Os homicídios também lideram as estatísticas da Secretaria Estadual de Saúde (SES) neste Carnaval 2015, que, por outro lado, registrou menos adoecimento e morte que em 2014. Dos nove óbitos ocorridos em Unidades de Pronto-Atendimento (UPAs) e hospitais do SUS, cinco foram por agressão entre pessoas. Quatro por uso de arma de fogo e uma por ferimento à faca, apontou levantamento da SES divulgado ontem.

Os atendimentos a vítimas de violência e adoecimentos caíram 23,5% em relação ao Carnaval 2014. Das 19h da sexta-feira (13) às 23h59 da Quarta de Cinzas, 41.930 foram realizados em serviços próximos dos focos de folia. Nesse conjunto estão incluídas 15 UPAs e 24 hospitais. No ano anterior foram 54.872 assistidos.

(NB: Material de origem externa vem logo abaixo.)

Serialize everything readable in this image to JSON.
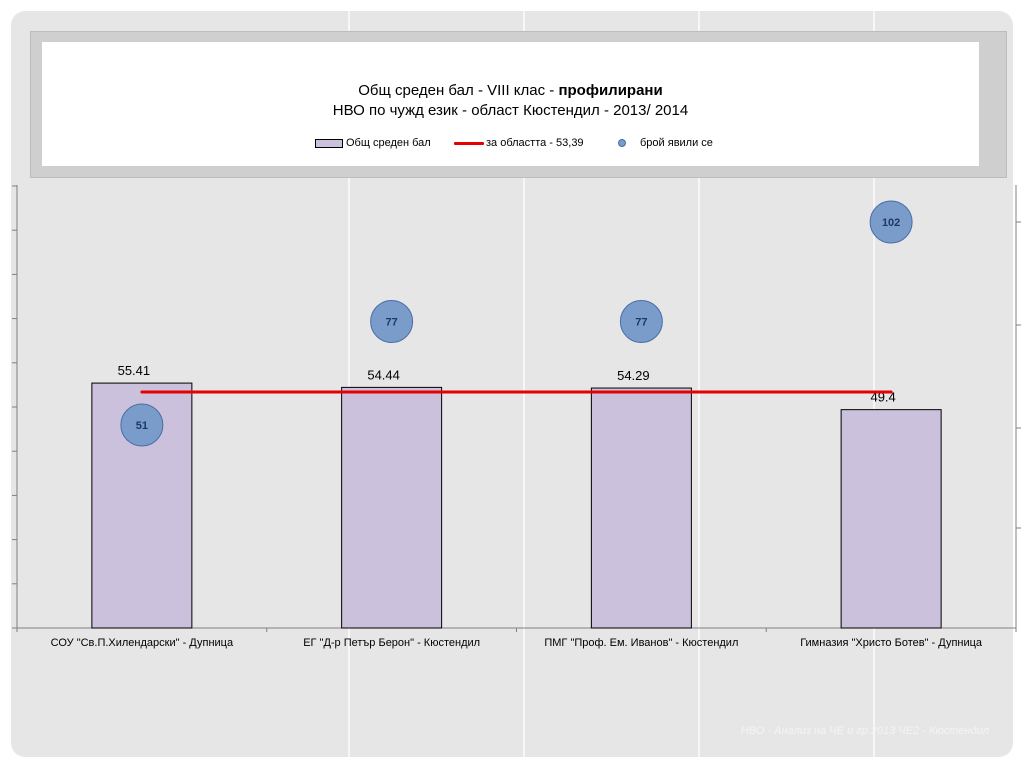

Dessa vez, pelo menos 66% dos pacientes recorreram às unidades de pronto-atendimento. Dos doentes, 67% exigiram cuidados de clínico geral e 14% de traumatologistas e ortopedistas. Apenas 4% foram transferidos para hospitais. O número de suturas foi de 1.598.

Os Hospitais João Murilo (regional de Vitória de Santo Antão), da Restauração, no Recife, e Sílvio Magalhães, em Palmares, receberam o maior número de pacientes: pouco mais de mil.

Quando avaliadas as mortes separadamente, a redução foi maior que a de atendimentos. No Carnaval de 2014, morreram nos serviços de saúde 17 pessoas. O número agora caiu mais de 47%.

De acordo com a SES, das quatro mortes por arma de fogo, duas foram registradas no Hospital Miguel Arraes, em Paulista, uma no Dom Helder, no Cabo de Santo Agostinho, e outra na UPA de Nova Descoberta, Norte do Recife. A UPA de Igarassu anotou o óbito por esfaqueamento.

Uma sexta morte ainda precisa ser esclarecida. Duas foram por acidente de moto, de pacientes levados aos hospitais de Nazaré da Mata e de Palmares. A nona foi por atropelamento, conforme o Hospital Miguel Arraes.